Archaeology challenges of past and present views
- How does archaeology challenge accepted views of the past?
- Can archaeology make us think about the present in new ways?
- Past and present biases
How does archaeology challenge accepted views of the past?
By the second decade of the nineteenth century, the expanding work force in Manhattan had created a severe housing shortage.
The city began to expand northward with landowners subdividing their houses into rental units.
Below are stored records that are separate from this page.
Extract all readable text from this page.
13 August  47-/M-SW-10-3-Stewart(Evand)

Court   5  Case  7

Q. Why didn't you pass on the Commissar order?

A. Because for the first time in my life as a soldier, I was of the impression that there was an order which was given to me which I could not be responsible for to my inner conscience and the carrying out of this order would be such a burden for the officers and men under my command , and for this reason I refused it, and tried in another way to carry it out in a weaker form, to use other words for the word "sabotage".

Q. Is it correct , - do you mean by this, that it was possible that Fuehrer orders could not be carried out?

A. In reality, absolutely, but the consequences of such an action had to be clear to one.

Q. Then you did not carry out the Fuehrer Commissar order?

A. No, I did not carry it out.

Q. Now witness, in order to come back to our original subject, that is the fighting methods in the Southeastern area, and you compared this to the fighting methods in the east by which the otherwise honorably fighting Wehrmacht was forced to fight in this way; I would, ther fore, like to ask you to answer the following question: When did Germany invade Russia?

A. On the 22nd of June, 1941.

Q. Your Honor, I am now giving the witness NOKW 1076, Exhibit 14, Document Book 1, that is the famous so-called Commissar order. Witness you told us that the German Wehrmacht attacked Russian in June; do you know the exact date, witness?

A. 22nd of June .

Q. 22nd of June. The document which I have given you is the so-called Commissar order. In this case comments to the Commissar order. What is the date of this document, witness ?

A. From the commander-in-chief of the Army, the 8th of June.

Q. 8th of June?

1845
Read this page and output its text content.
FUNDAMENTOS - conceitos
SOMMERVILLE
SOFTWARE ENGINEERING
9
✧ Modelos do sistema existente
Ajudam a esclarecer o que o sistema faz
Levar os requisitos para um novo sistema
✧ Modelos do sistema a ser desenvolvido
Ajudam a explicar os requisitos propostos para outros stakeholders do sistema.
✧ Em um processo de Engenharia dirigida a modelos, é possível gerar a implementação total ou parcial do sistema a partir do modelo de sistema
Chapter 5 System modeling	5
By mid-century, Irish and German immigrants crowded into the tenements and apartments along Pearl and Baxter Streets.
Feature O, a stone-lined privy, contained trash belonging to the Irish tenants at 474 Pearl Street, the same address where the Hoffmans lived earlier in the century, and material from the ground floor saloon.
John Lysaight, who eventually became an alderman, ran a saloon at 474 Pearl from 1865 to 1873.
In addition to glasses, liquor bottles, and a yellow ware spittoon, artifacts from the saloon included master ink bottles and smaller umbrella inks.
Like other Irish saloons, Lysaight’s was probably a place to write letters home and pick up mail, enter an ad in an Irish newspaper, take care of a business matter with the help of someone who knew the ropes, or get signed up for the next political campaign.
The tenants’ possessions reflect their participation in the consumer culture of the day and their efforts to conduct respectable lives in spite of the overcrowded housing and abysmal sanitary conditions.
Can archaeology make us think about the present in new ways?
By the 1840s Baxter Street had become New York’s first garment district.
For at least forty years tailors, shoemakers, and retail and second-hand clothing shops, many of them run by eastern European Jews, lined the street.
A deposit in the fill of Feature H, a stone-lined privy in the backyard of one of these properties, was full of pins, needles, thimbles, and cloth--the physical evidence of the sewing industry.
Past and present biases
We have to be careful not to let the biases of nineteenth-century observers, men like George Foster who were outsiders to the neighborhood, prevent us from hearing the voices of the actual residents who lived there.
The Five Points artifacts speak for those whom Walt Whitman described in 1842 as “… not paupers and criminals, but the Republic’s most needed asset, the wealth of stout poor men [and we will add women] who will work” (the Aurora).